Une source d’informations grise non-conventionnelle

Jean Moulin et Daniel Cordier ont ouvert une galerie d’art à Paris, puisqu’à travers le milieu de l’art, il est facile de rencontrer des gens bien placés, de fréquenter des gens de culture, d’une certaine élite, du showbiz, des fortunés ou des personnalités politiques. « Beaucoup de monde s’intéresse à l’art et c’est un domaine considéré comme luxueux » explique notre interlocutrice.

« On retrouve dans l’art des gens qui sont dans le renseignement » dit la consultante. Les informations tirées sont liées aux acheteurs et aux vendeurs. En effet, le courtier/expert/consultant qui monte la transaction pourrait savoir comment se passe la transaction, qui possède l’argent, et à travers quel système le delivery-versus-payment elle se fera (livraison de l’œuvre contre paiement). Également, ils peuvent savoir quel est le domaine professionnel des collectionneurs, d’où ils tiennent leurs fortunes, quelles sont leurs passions, ainsi que leurs cercles proches. « On a accès à beaucoup de données et d’informations assez personnelles et uniques, et cela passe inaperçu. C’est un milieu d’informations extraordinaire » enchaîne la consultante. Ces informations obtenues d’une façon tout à fait légale ne sont pas accessibles au grand public. Elles peuvent être comparées à de l’information grise. Si l’acteur gagne la confiance de son client, il a accès à une mine d’or d’information. Néanmoins, dans le marché de l’art il n’y a pas vraiment de secret professionnel. Tout dépend donc de la moralité de l’acteur.

De plus, le marché de l’art est utilisé comme outil de soft power : « c’est un outil de la politique » explique la consultante. Le président Macron a fait savoir vouloir développer un soft power de l’art, en affirmant que la culture est un avantage comparatif, qu’il faut inventer une nouvelle grammaire de l’influence internationale, et que la culture en fait partie. Lors de son déplacement en Égypte en janvier 2019, la délégation française a souhaité garder son statut de premier partenaire archéologique de l’Egypte, et a appelé l’Egypte à accorder à la France un nouveau chantier de fouilles, sur l'immense site de Saqqarah.  Autre exemple : l’ouverture du musée du Louvre à Abou Dhabi le 8 novembre 2017. L’art est donc également utilisé pour de l’influence et/ou de la publicité. De plus, une étude publiée par le International Cultural Relations at the University of Edinburgh, montre que le fait de promouvoir la culture d’un pays a un impact direct sur les investissements étrangers, le recrutement d’étudiants internationaux, le tourisme ainsi que sur l’influence internationale dans des forums, tels que l’assemblée générale de l’ONU.

 

Faut-il mieux réguler et/ou contrôler le marché de l’art ?

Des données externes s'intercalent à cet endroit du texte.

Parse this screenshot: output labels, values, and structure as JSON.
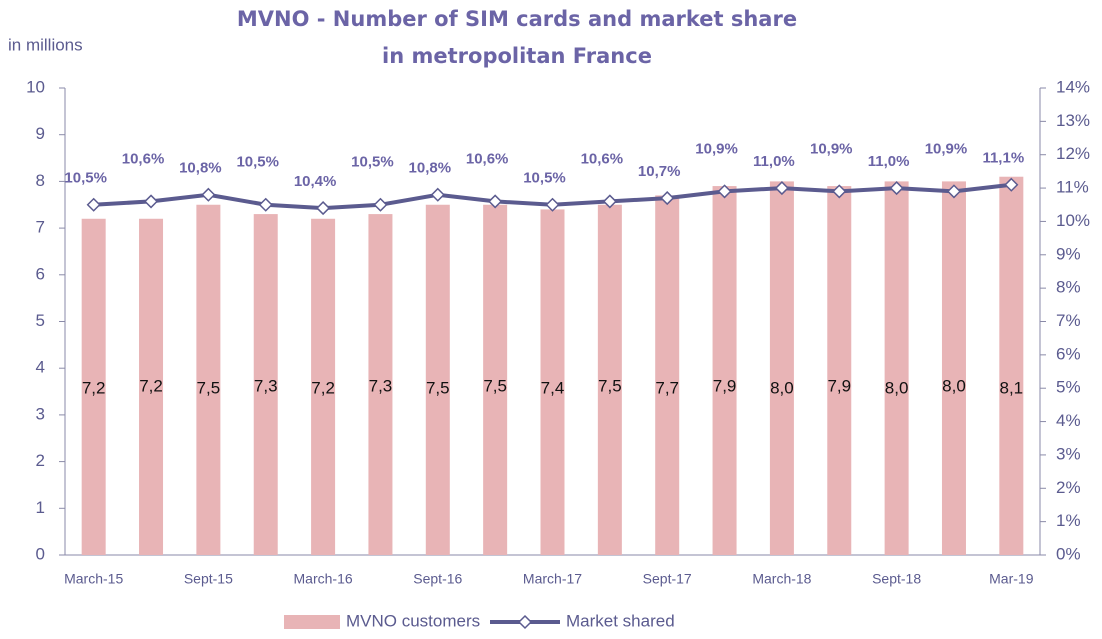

« Oui, mais cela pourrait porter atteinte à sa fluidité. Dans certains pays, les œuvres importées sont taxées, et ces taxes remplissent les finances publiques. Du moment où le marché de l’art serait globalement mieux contrôlé, il serait plus difficile d’acheter et de vendre. Ce qu’il faudrait plutôt faire c’est de renforcer de manière générale les chartes morales et éthiques des différents intervenants (collectionneurs et acteurs) » conclut notre interlocutrice.